Malta’s rich and storied history has led to the country developing a varied culture that draws inspiration from many different sources. Maltese music draws inspiration from Roman, Greek and Ghanese music, while Maltese literature draws from Arabian and Mediterranean influences.
Maltese architecture also draws inspiration from a number of different sources, including British architecture and Mediterranean architecture. Splashes of Roman styling can be seen next to Byzantine pillars with British flourishes. Few places in the world have as diverse an architectural style as Malta.
All those travelling to Malta to enjoy Malta holidays should include a visit to the ancient town of Mdina and the scenic town of Rabat. Both towns feature unique architecture, temples, churches and other impressive houses of worship and lets you peer into Malta’s colorful past.
The capital city Valletta is also unique in that it combines the new with the old. Modern day buildings can be found in city as can stunning, historic buildings like St John’s Co-Cathedral and the Hypogeum, a subterranean Megalithic temple dating back many centuries.
Maltese Cuisine draws inspiration from a number of Mediterranean and English influences. Bread, pastry and meat based dishes make up most of Maltese cuisine. Particularly delicacies include ‘fenkata’, stewed rabbit, and grilled pork cuts.
Maltese Festivals and Events
Festivals and events are held throughout the year in Malta. February/March sees the Valletta Carnival rolling into Malta, with parades and dance and costume competitions being held in the capital. In June, Ghanafest, a folk music festival, takes place with 3 days of traditional Maltese music being played. Other music festivals include the Malta Jazz Festival in July, the Malta Death Fest in September and the Isle of Malta Special in June, the largest free open air concert in Europe.
Other popular festivals include the Malta Arts Festival in July, a showcase of Maltese theatre, dance and musical artistry, and the Notte Bianca in September, a night long celebration in Valletta that sees many museums and historic buildings putting on exhibitions and theatre performances.
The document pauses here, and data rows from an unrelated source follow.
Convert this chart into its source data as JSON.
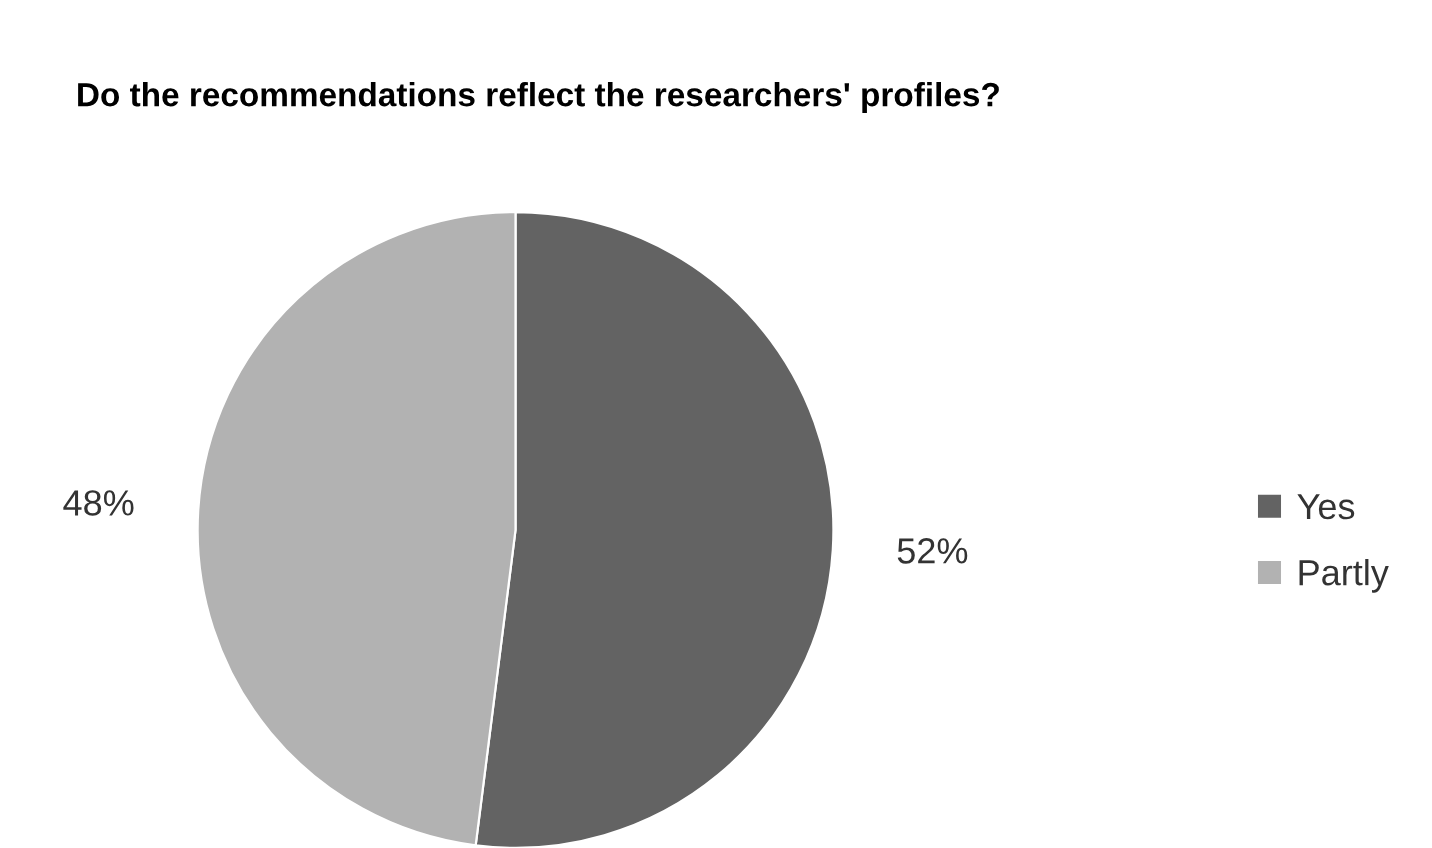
{
  "chart_data": {
    "type": "pie",
    "title": "Do the recommendations reflect the researchers' profiles?",
    "categories": [
      "Yes",
      "Partly"
    ],
    "values": [
      52,
      48
    ],
    "colors": [
      "#636363",
      "#b2b2b2"
    ],
    "value_labels": [
      "52%",
      "48%"
    ],
    "legend": "right"
  }
}
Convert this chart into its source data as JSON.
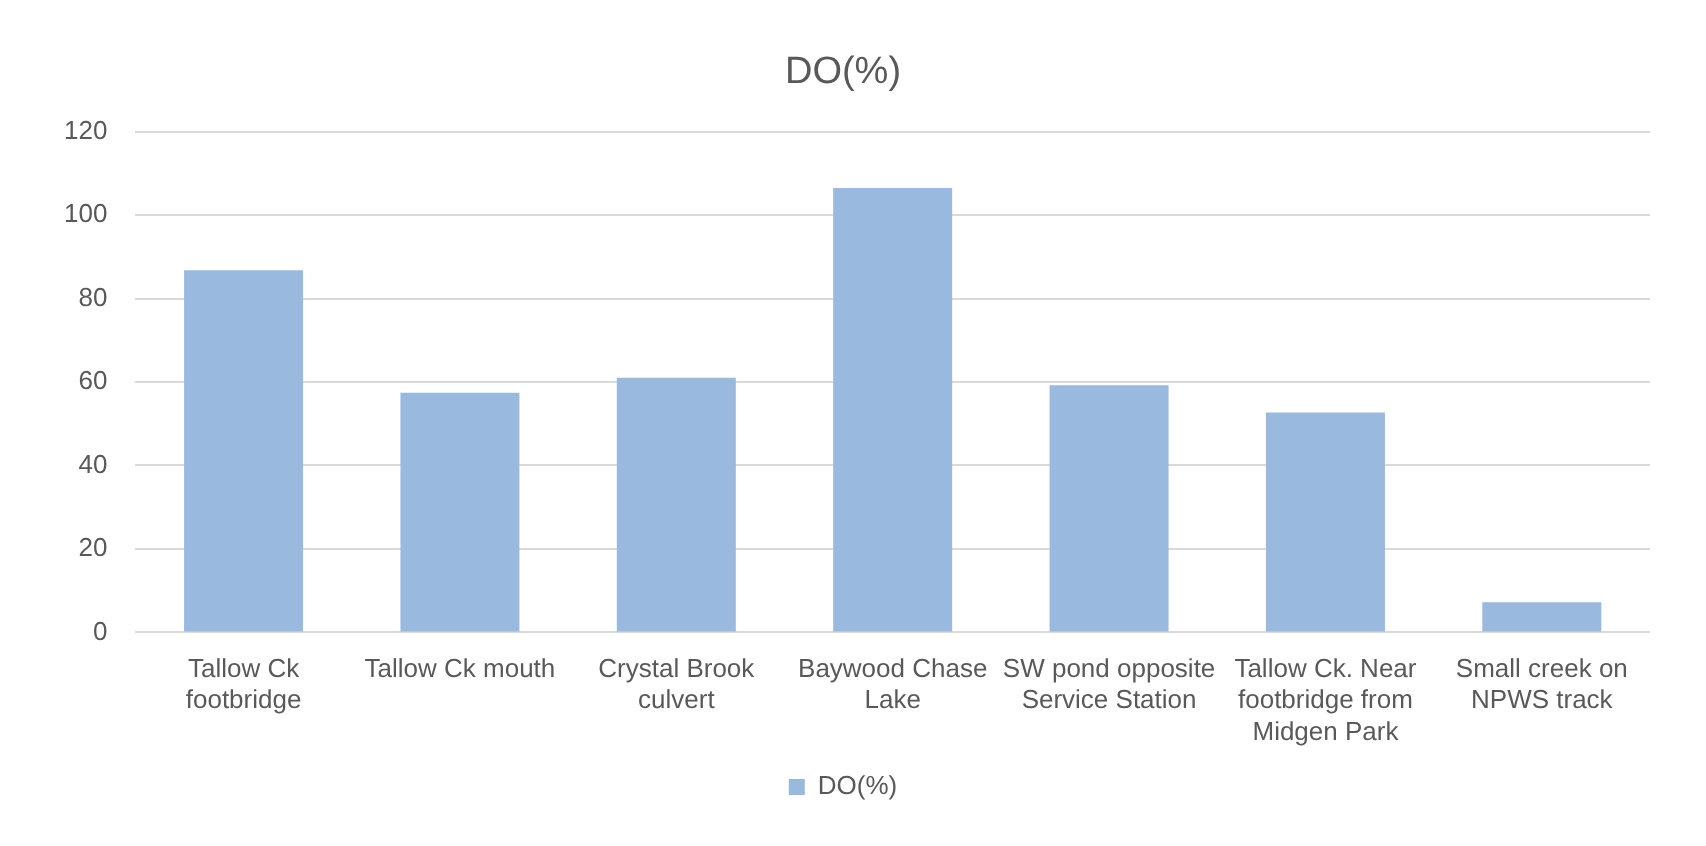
{
  "chart_data": {
    "type": "bar",
    "title": "DO(%)",
    "categories": [
      "Tallow Ck footbridge",
      "Tallow Ck mouth",
      "Crystal Brook culvert",
      "Baywood Chase Lake",
      "SW pond opposite Service Station",
      "Tallow Ck. Near footbridge from Midgen Park",
      "Small creek on NPWS track"
    ],
    "series": [
      {
        "name": "DO(%)",
        "color": "#99b9df",
        "values": [
          86.8,
          57.4,
          61,
          106.5,
          59.2,
          52.7,
          7.2
        ]
      }
    ],
    "ylim": [
      0,
      120
    ],
    "yticks": [
      0,
      20,
      40,
      60,
      80,
      100,
      120
    ],
    "grid": "y",
    "legend": "bottom"
  }
}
Festivals in Malta are unique due to their sheer variety and scale. They are colourful, vibrant and exciting. The local Maltese people get into the spirit of the festivals too with many going out of their way to ensure that festival goers enjoy themselves.
Malta’s long and storied history has given it a rich, fascinating culture. All visitors to Malta should set aside time to visit the country’s many historic sights and museums while on their trip.